A certeza de ser não surge, não se modifica nem desaparece. Ela sempre existiu e sempre existirá. É a mesma certeza que eu tinha aos 10 anos, aos 20, 30...e 60 anos. E agora mesmo. O velho Edson é bem diferente do jovem Edson. O Edson alegre e eufórico é bem diferente do triste e deprimido. Mas a certeza de ser permanece a mesma. Noutras palavras, o Edson, e seu estados de ânimo e circustâncias em geral, não é o sujeito mas apenas um objeto da consciência.
Exercício: feche os olhos por alguns instantes e observe o surgir de imagens, sons e sensações etc. Perceba se há algum ponto “onde a consciência está” ou se é tudo apenas acontecer, sem alguém por trás.
Não há nenhum ponto nem ninguém. A consciência de ser é não local. Não tem nenhuma qualidade objetiva. Por isso não pode ser conhecida objetivamente, nem encontrada em nenhuma parte, seja fora ou dentro, na mente ou no corpo.
Esse “espaço” que parece fixo, onde ele está agora? É algo separado das coisas que surgem nele, ou o próprio espaço é apenas o aparecer das coisas, sem existir “por trás” delas?
Espaço é só uma metáfora. Mas é uma boa metáfora. Tente imaginar o seu ambiente sem objetos. Vá eliminando um por um, até não sobrar nada, nem paredes, nem prédio, nem a cidade, o planeta, o universo, nada. O que acontece? Você conseguirá imaginar o espaço vazio, mas não conseguirá imaginar o nada, ou seja, o não espaço. A mesma coisa se passa com a consciência. Ela é ineliminável.
Se você tenta localizar o espaço fora do que aparece, já não está dentro da própria experiência que aparece?
O espaço não é localizável; ele é que permite localizar as coisas. A consciência é não local, não objetiva, "subjetiva", não pode ser localizada no cérebro, no corpo, na mente, em parte nenhuma. É incognoscível. Estar ciente de si não é se conhecer psicofisiologicamente, mas simplesmente ser consciente.

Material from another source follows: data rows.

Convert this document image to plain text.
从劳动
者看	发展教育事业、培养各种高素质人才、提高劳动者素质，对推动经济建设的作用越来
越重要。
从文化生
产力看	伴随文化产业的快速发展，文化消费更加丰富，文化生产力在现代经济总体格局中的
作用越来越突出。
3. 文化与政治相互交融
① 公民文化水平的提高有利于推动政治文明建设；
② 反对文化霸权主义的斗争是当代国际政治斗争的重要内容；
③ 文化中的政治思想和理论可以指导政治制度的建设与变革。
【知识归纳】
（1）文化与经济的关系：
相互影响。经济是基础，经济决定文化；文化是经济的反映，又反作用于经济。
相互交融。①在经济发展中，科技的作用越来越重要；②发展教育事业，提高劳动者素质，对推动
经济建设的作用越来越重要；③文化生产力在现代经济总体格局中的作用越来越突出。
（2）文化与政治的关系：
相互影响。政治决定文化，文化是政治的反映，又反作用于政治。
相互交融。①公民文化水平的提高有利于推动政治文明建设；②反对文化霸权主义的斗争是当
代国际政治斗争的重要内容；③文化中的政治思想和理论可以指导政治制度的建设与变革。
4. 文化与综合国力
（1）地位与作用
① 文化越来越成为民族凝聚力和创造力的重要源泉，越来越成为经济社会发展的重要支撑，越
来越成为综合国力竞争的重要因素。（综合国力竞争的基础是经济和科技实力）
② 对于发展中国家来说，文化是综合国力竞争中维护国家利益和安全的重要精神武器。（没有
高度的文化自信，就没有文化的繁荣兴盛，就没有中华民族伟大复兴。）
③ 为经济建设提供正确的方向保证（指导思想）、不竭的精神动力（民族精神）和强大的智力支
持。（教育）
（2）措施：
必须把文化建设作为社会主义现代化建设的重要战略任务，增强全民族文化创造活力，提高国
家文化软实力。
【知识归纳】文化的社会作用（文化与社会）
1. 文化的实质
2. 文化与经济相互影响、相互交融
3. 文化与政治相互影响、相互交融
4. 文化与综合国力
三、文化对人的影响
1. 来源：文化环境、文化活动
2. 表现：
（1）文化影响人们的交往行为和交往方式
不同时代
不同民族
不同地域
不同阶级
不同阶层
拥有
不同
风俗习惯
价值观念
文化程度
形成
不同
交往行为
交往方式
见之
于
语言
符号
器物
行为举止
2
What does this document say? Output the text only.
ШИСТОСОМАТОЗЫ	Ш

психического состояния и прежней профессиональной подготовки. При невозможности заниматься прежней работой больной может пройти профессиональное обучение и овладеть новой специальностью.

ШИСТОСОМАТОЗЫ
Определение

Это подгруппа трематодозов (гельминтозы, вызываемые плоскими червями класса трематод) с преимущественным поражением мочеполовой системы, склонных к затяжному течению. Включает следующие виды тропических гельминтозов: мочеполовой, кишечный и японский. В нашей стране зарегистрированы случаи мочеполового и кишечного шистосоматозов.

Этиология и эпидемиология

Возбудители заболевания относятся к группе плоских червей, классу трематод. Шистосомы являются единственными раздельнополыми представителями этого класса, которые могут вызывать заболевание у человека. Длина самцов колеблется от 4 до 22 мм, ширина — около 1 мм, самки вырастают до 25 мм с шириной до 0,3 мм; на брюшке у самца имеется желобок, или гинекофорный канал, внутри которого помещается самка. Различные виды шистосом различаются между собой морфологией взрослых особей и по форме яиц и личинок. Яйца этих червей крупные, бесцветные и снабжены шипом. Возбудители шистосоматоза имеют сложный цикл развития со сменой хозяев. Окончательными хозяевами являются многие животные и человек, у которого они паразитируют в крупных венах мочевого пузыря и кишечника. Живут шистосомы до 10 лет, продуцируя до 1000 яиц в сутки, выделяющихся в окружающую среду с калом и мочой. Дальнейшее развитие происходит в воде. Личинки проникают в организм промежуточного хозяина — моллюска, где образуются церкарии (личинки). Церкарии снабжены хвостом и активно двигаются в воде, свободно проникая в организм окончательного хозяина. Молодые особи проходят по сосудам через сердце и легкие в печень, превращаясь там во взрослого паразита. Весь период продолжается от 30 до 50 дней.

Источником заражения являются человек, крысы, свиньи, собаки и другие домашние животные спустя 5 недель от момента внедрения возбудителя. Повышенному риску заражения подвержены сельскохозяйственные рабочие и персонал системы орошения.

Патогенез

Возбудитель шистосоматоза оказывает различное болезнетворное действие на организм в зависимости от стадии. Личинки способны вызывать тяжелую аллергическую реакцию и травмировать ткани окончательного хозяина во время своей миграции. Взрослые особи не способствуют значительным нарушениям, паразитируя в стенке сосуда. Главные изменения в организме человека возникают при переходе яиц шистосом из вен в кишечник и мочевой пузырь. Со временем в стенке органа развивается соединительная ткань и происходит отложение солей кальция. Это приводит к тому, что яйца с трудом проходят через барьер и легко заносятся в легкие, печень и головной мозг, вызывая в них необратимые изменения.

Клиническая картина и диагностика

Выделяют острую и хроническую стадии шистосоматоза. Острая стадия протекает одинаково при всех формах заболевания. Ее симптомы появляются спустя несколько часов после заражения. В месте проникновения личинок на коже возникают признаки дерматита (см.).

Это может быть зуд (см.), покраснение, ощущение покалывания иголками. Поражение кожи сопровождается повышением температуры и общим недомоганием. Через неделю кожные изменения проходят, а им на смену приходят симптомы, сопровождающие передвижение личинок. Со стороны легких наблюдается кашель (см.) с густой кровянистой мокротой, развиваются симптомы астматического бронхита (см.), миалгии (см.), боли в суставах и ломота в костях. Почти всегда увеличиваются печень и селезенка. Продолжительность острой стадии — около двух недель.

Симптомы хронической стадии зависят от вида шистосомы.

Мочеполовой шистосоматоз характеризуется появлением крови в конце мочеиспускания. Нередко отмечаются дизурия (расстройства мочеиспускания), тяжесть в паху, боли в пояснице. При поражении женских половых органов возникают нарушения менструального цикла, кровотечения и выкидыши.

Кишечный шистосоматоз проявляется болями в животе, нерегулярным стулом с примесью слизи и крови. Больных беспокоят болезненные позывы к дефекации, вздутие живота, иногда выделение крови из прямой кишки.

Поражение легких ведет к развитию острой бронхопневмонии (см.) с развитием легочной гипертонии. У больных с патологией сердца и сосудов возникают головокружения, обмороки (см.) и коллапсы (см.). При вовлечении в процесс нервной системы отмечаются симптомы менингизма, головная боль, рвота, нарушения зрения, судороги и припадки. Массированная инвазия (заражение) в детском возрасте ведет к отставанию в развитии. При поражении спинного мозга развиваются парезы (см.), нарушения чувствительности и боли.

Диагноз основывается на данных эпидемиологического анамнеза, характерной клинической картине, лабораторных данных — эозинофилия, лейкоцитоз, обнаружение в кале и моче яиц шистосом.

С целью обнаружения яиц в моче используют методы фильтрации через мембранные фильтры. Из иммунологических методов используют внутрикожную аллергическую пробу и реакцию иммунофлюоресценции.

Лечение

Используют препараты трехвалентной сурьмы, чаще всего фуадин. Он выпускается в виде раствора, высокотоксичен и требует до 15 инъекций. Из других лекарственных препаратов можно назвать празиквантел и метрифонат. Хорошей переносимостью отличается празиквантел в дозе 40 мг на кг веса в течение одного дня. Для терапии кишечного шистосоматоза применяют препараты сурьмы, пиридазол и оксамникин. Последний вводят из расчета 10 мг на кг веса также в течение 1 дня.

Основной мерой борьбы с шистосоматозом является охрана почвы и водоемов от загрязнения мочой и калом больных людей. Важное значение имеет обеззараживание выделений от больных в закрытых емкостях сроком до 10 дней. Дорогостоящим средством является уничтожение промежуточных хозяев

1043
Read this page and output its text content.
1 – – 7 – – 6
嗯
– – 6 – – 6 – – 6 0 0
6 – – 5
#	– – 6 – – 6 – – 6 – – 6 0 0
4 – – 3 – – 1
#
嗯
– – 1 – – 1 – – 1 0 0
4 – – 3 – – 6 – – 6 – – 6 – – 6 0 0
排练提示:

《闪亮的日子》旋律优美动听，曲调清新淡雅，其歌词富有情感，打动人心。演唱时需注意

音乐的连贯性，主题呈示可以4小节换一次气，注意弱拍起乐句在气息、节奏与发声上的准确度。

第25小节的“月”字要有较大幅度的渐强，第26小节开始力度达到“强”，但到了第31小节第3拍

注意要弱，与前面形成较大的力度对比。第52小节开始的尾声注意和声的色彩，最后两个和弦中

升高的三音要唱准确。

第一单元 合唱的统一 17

Exercício: novamente, observe um som, uma sensação ou um pensamento. Pergunte-se: onde está o espaço que os “contém”? Ele é um objeto ou apenas o próprio aparecer desses elementos?
Outra metáfora: a onda que se quebra na praia é o próprio oceano, mas o oceano continua existindo sem ondas. Ou o Sol, que ilumina tudo, mas é autoimuninante.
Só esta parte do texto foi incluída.